Things to consider with FETO

Having FETO performed may result in larger lungs for your baby. It also carries a risk of earlier delivery and prematurity for the baby. Additionally, while the balloon is in place, the fetal airway is blocked. Unexpected delivery while the balloon is in place could be life-threatening for the baby, and having proper systems in place to manage your baby’s airway are especially important during this period.

The procedure has maternal risks that need to be considered as well. Our team will openly and compassionately discuss all possible risks and benefits with you and your family. We want to help your family through this process.

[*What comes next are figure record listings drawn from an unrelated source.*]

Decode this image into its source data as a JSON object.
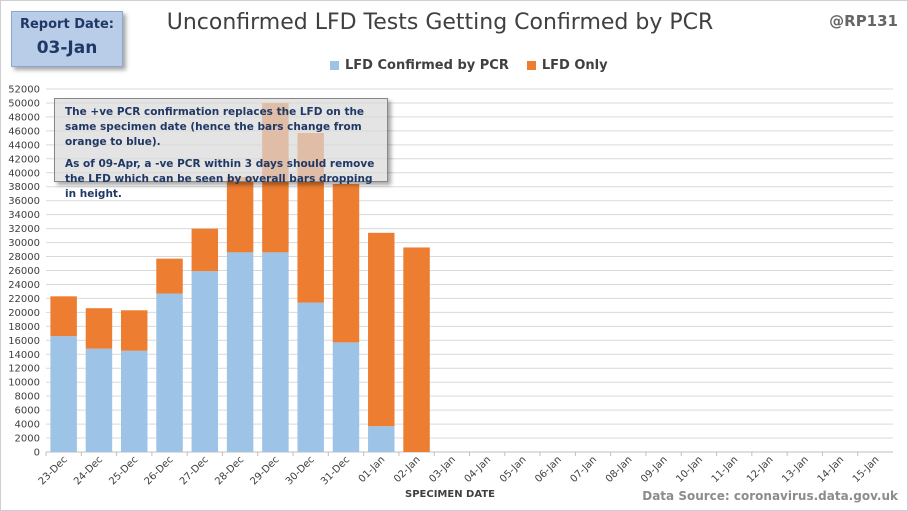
{
  "report": {
    "label": "Report Date:",
    "date": "03-Jan"
  },
  "title": "Unconfirmed LFD Tests Getting Confirmed by PCR",
  "handle": "@RP131",
  "annotation": {
    "line1": "The +ve PCR confirmation replaces the LFD on the same specimen date (hence the bars change from orange to blue).",
    "line2": "As of 09-Apr, a -ve PCR within 3 days should remove the LFD which can be seen by overall bars dropping  in height."
  },
  "source": "Data Source: coronavirus.data.gov.uk",
  "colors": {
    "confirmed": "#9dc3e6",
    "lfd_only": "#ed7d31",
    "grid": "#d9d9d9"
  },
  "chart_data": {
    "type": "bar",
    "stacked": true,
    "xlabel": "SPECIMEN DATE",
    "ylabel": "",
    "ylim": [
      0,
      52000
    ],
    "ytick_step": 2000,
    "grid": true,
    "legend_position": "top",
    "categories": [
      "23-Dec",
      "24-Dec",
      "25-Dec",
      "26-Dec",
      "27-Dec",
      "28-Dec",
      "29-Dec",
      "30-Dec",
      "31-Dec",
      "01-Jan",
      "02-Jan",
      "03-Jan",
      "04-Jan",
      "05-Jan",
      "06-Jan",
      "07-Jan",
      "08-Jan",
      "09-Jan",
      "10-Jan",
      "11-Jan",
      "12-Jan",
      "13-Jan",
      "14-Jan",
      "15-Jan"
    ],
    "series": [
      {
        "name": "LFD Confirmed by PCR",
        "values": [
          16600,
          14800,
          14500,
          22700,
          25900,
          28600,
          28600,
          21400,
          15700,
          3700,
          0,
          0,
          0,
          0,
          0,
          0,
          0,
          0,
          0,
          0,
          0,
          0,
          0,
          0
        ]
      },
      {
        "name": "LFD Only",
        "values": [
          5700,
          5800,
          5800,
          5000,
          6100,
          10800,
          21400,
          24300,
          22700,
          27700,
          29300,
          0,
          0,
          0,
          0,
          0,
          0,
          0,
          0,
          0,
          0,
          0,
          0,
          0
        ]
      }
    ]
  }
}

Because of the possible risks to both mother and baby, those who qualify for FETO:

  • must reside within 30 minutes of Von Voigtlander Women’s Hospital and C.S. Mott Children’s Hospital during this entire time
  • will have weekly follow-up appointments with our team while the balloon is in place and up until delivery
  • will need to have a support person, whether your spouse, partner, friend, or parent, who is available to stay with you for the duration of the pregnancy while the balloon is in place and attend weekly appointments with you
  • will be unable to carry on normal daily activities including exercise, work, and intercourse after the procedure and for the duration of the pregnancy

Follow-up care for FETO

We follow all patients with CDH in our multidisciplinary, long-term CDH clinic. In this clinic we will assess the spectrum of potential long-term health issues that may affect your child.